The below is an excerpt from his text Düstûr ül-Amel fî Islâh il-Halel (The Guidelines of Action for the Rectification of Disorder). Despite the Ottoman Empire being at its peak geographic extent in the mid-17th century, Çelebi and other Ottoman writers were concerned about worrying trends regarding the growing bureaucratic and military apparatus that couldn’t easily be resolved.
Of particular note to Çelebi is that empires have a natural growth, apogee, and decline, as explained in Ibn Khaldun’s Muqaddimah, which had recently become popular among the Ottoman learned class and which clearly has a strong impact on Çelebi’s understanding of rulership in his Düstûr ül-Amel. Çelebi goes a bit further, however, in connecting the condition of a state directly to the medical condition of man, highlighting components of society and analogizing them to the four humors of Galenic medicine. Just as a human body often needs treatment, so does a state, argues Çelebi.
The text is a relatively short one, particularly compared to his more encyclopedic works like his famous Kashf al-Zunūn.

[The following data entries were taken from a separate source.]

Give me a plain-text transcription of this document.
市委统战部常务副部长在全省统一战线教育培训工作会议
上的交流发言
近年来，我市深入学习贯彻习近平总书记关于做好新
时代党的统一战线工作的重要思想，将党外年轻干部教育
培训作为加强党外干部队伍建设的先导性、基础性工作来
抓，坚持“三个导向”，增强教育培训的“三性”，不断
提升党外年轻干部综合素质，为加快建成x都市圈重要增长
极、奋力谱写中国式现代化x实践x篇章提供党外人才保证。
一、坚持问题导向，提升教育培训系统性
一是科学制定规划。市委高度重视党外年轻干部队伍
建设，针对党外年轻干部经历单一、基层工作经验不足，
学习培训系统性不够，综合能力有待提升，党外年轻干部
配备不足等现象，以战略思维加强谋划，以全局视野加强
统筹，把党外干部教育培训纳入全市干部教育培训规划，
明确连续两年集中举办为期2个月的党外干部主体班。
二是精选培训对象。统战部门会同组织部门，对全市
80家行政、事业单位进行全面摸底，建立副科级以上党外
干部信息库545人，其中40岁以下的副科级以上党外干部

What follows is the beginning of this short book, translated from Ottoman Turkish into English. In subsequent posts I will work on translating the remainder of the text.
Translation:
These pages have been arranged as an introduction, three chapters, and a conclusion, and I have named it Düstûr ül-Amel fî Islâh il-Halel (The Guidelines of Action for the Rectification of Disorder). The introduction concerns the nature of the state. The first chapter is on the condition of the subjects. The second is on the military. And the third is on the treasury. The conclusion offers instructions on how to repel the causes of disorder and fix the state’s disordered temperament.
Introduction:
It is no secret that the meaning of rulership and sovereignty (mülk ve saltanat) is to provide order to human society according to a particular form. The ones who are acquainted with the deeper nature of things and who understand the particularities of both theoretical and practical wisdom claim that the societal condition of man resembles his individual condition.